S-Bahn-Betriebskonzept 2004

Ein IGEB-Vorschlag


IGEB, Abteilung S-Bahn und Regionalverkehr

1. Aug 1999

In den nächsten Jahren werden durch Netzänderungen (zum Beispiel Nordkreuz) auf jeden Fall neue Linienführungen notwendig. Durch den Netzausbau kann die S-Bahn ihre Vorteile als schnellstes innerstädtisches Verkehrsmittel besser zur Geltung bringen.

Zusammen mit den zahlreichen geplanten und teilweise fast fertigen Bebauungsverdichtungen im Stadtgebiet und Stadtrand Berlins wird dies zu einem Fahrgastzuwachs führen. Neben einer neuen Linienstruktur ist deshalb auch eine Ausweitung des jetzigen Angebotes nötig. Diesen Notwendigkeiten trägt nach Ansicht des Berliner Fahrgastverbandes IGEB dieses Konzept Rechnung.

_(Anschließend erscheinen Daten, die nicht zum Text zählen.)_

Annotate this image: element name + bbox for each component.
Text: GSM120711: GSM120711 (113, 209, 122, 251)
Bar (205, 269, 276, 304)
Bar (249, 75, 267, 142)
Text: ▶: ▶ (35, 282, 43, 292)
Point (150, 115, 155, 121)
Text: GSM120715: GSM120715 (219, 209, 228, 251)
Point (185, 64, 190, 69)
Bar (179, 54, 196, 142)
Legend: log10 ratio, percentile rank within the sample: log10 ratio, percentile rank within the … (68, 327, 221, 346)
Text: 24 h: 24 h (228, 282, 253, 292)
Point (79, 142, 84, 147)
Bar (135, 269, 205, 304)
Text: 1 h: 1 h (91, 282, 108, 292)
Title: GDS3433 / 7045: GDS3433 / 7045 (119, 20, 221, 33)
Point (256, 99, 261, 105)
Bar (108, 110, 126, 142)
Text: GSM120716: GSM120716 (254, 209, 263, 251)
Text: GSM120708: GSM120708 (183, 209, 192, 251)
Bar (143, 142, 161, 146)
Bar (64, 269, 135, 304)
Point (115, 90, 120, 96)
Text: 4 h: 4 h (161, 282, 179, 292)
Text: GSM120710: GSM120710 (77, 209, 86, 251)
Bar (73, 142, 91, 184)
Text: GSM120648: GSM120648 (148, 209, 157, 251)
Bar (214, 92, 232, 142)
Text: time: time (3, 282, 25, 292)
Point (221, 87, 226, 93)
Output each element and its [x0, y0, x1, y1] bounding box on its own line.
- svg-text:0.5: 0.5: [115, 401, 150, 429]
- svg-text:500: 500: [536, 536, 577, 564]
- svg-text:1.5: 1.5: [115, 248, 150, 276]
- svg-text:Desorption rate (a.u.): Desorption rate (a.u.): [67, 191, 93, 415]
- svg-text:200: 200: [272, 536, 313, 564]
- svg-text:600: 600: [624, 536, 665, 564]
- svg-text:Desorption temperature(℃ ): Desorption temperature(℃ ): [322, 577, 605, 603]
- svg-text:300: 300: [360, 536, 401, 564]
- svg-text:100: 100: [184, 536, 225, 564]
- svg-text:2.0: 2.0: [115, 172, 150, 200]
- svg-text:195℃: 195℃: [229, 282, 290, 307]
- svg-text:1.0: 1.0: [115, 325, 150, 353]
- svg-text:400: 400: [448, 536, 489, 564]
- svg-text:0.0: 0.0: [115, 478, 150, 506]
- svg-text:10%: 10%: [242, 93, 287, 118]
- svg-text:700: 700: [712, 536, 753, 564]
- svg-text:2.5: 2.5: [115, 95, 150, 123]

Diese Gelegenheit sollte genutzt werden, um mehr Systematik in die Linienführungen zu bringen und eine bessere Abstimmung mit dem Regionalverkehr zu erzielen. Der Fahrgastverband IGEB stellt hier ein Konzept vor, daß diesen Gegebenheiten Rechnung trägt. Dabei ist es sehr hilfreich, daß das Netz der Berliner S-Bahn schon von seiner Anlage sehr gut durchdacht ist.

Das Ringsystem ...

... ist der älteste Teil der S-Bahn in Berlin. Die Züge des Vollrings bekommen als Rückgrat die Liniennummer S1 und verkehren den ganzen Tag über alle 10 Minuten. Zusätzlich zu ihnen verkehrt auf dem Süd- und Westring die Linie S6 von Königs Wusterhausen nach Gesundbrunnen (die heutige S46). Als eine der wichtigen Grundlinien im Netz bekommt sie eine einstellige Nummer. Die heutige S45 heißt demnach S65 und wird ebenfalls nach Gesundbrunnen verlängert.

Dadurch ergeben sich auf fast drei Vierteln des S-Bahn-Ringes einen durchgehenden 5-Minuten-Takt im Tagesverkehr.

S10 und S8 bleiben in ihrer jetztigen Form erhalten, die S8 als Ergänzung zur Stammlinie S10 heißt dann aber S16. Auch zwischen Schönhauser Allee und Treptower Park gibt es auf diese Weise einen 5-Minuten-Takt (S8, S10 und S1).

Im Abendverkehr entfällt die Linie S16 und die S65 wird verkürzt. Anstelle der in der Tabelle angegebenen Version Grünau - Papestraße (um das bisherige Angebot von zwei Zuggruppen in Grünau zu halten), ist auch eine Führung Flughafen Schönefeld - Papestraße denkbar, da der Südring im Gegensatz zur Stadtbahn nicht alternativ mit dem RegionalExpress erreichbar ist.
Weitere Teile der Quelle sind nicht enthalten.